College of Food Science and Engineering, Shandong Agricultural University, Taian 271018, PR China.
Sci Total Environ. 2024 Jan 1;906:167475. doi: 10.1016/j.scitotenv.2023.167475. Epub 2023 Oct 4.
Porphyrin-linked covalent organic polymers (COPs) provide a reliable photocatalytic platform, while photodynamic inactivation (PDI) induced by reliable porphyrin-based COPs is considered to be an effective method to resist microbial contamination. Herein, three tunable porphyrin-based covalent organic polymers (H2-Por-COPs, OH-Por-COPs, and Zn-Por-COPs) are designed and employed for the PDI of Staphylococcus aureus and Escherichia coli under visible light illumination. Interestingly, singlet oxygen (O) generation by the Por-COPs can be manipulated via intramolecular regulation with the order Zn-Por-COP > OH-Por-COP > H-Por-COP. With rationally tune, the Zn-Por-COP demonstrated remarkable antibacterial activity against Staphylococcus aureus (kill percentage 99.65 % ± 0.24 %) and Escherichia coli (kill percentage 97.25 % ± 1.78 %) in only 15 min under visible-light irradiation. Density functional theory (DFT) calculations and photophysical tests showed that the presence of electron-donating -OH groups on the aromatic linkers and Zn ions in porphyrin units narrowed the HOMO-LUMO gap, enhancing both light absorption, intersystem crossing (ISC) and O generation for more efficient bacteria inactivation. This work can be applied to efficiently screen suitable photosensitizers and provides a rational regulatory strategy for PDI of pathogenic bacteria.
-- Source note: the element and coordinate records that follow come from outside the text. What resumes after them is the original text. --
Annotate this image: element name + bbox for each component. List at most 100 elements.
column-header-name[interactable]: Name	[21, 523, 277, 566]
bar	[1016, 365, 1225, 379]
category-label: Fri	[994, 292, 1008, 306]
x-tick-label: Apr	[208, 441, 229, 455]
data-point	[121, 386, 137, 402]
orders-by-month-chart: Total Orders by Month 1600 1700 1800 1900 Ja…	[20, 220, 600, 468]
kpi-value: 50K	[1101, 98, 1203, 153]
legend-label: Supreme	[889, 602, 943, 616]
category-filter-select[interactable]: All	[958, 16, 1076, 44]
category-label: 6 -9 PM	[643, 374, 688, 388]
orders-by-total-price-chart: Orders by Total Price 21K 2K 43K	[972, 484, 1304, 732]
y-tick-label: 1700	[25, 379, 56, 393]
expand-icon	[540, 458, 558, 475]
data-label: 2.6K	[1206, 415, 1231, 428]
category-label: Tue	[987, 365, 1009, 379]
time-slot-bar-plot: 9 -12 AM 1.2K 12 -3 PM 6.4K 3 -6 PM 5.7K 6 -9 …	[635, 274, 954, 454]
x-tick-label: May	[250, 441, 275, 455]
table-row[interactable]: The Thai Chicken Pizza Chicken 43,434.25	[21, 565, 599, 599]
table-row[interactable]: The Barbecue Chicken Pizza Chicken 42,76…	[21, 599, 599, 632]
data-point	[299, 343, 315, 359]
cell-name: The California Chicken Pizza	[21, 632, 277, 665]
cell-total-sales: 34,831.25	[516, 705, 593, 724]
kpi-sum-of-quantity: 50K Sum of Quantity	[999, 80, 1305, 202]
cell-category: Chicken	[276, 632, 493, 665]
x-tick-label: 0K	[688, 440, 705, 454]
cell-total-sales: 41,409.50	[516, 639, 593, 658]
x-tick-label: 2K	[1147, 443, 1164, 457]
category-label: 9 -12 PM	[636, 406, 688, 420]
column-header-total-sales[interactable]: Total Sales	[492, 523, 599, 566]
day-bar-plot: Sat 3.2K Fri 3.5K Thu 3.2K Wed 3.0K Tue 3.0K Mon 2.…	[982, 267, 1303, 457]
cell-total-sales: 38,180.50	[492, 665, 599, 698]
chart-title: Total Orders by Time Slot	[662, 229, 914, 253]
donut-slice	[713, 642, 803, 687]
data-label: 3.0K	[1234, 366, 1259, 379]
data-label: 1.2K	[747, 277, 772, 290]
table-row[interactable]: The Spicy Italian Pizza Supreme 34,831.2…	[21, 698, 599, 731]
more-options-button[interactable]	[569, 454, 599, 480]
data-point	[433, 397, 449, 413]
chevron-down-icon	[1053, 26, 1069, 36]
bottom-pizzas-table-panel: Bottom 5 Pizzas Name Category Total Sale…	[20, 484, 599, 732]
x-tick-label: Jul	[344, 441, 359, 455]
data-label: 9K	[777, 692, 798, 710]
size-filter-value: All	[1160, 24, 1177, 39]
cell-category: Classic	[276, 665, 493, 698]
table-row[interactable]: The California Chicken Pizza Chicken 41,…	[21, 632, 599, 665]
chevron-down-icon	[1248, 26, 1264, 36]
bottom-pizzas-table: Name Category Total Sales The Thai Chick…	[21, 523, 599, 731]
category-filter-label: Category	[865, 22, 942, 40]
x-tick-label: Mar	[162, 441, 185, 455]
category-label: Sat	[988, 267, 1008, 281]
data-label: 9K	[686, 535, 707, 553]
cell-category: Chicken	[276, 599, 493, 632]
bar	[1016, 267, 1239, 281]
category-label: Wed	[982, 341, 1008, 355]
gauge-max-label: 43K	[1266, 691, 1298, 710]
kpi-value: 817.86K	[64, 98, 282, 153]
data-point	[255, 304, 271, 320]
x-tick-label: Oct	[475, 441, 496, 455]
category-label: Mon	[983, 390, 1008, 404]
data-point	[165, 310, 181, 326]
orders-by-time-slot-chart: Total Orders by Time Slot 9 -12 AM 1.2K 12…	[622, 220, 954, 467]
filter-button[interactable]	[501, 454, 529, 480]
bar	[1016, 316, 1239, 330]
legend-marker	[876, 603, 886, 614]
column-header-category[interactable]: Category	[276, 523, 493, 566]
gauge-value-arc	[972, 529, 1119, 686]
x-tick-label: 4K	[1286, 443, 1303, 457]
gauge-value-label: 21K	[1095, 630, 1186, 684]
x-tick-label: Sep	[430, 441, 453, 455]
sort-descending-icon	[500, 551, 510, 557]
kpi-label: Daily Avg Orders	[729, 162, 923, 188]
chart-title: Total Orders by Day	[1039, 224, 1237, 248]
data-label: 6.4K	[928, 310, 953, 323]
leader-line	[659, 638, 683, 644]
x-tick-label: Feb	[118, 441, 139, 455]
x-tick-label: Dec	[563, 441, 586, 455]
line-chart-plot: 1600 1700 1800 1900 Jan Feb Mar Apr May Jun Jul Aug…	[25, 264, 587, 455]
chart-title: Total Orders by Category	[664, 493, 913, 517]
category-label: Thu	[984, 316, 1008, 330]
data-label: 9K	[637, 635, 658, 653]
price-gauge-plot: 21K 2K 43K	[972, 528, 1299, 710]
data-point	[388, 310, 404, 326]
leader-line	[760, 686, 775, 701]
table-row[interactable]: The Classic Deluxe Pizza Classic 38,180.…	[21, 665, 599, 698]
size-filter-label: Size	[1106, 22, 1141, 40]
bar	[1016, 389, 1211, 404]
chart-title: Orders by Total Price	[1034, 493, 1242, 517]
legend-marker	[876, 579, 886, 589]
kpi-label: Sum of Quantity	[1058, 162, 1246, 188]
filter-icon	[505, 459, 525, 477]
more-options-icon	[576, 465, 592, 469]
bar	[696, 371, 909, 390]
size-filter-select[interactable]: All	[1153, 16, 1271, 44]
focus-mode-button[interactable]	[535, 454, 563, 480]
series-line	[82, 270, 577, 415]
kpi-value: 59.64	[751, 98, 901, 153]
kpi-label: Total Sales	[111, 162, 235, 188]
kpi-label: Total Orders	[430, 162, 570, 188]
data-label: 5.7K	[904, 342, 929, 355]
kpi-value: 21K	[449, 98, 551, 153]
卟啉键合共价有机聚合物 (COPs) 为光催化提供了可靠的平台,而基于可靠卟啉的 COPs 诱导的光动力失活 (PDI) 被认为是抵抗微生物污染的有效方法。在此,设计并使用了三种可调谐的基于卟啉的共价有机聚合物 (H2-Por-COPs、OH-Por-COPs 和 Zn-Por-COPs) 用于在可见光照射下对金黄色葡萄球菌和大肠杆菌进行 PDI。有趣的是,通过分子内调节可以操纵 Por-COPs 中单线态氧 (O) 的产生,其顺序为 Zn-Por-COP > OH-Por-COP > H-Por-COP。通过合理的调节,Zn-Por-COP 在可见光照射下仅 15 分钟即可对金黄色葡萄球菌 (杀菌率 99.65% ± 0.24%) 和大肠杆菌 (杀菌率 97.25% ± 1.78%) 表现出显著的抗菌活性。密度泛函理论 (DFT) 计算和光物理测试表明,芳族连接体上存在供电子 -OH 基团和卟啉单元中的 Zn 离子缩小了 HOMO-LUMO 能隙,增强了光吸收、系间窜跃 (ISC) 和 O 生成,从而更有效地灭活细菌。这项工作可用于有效地筛选合适的光敏剂,并为 PDI 提供合理的调控策略。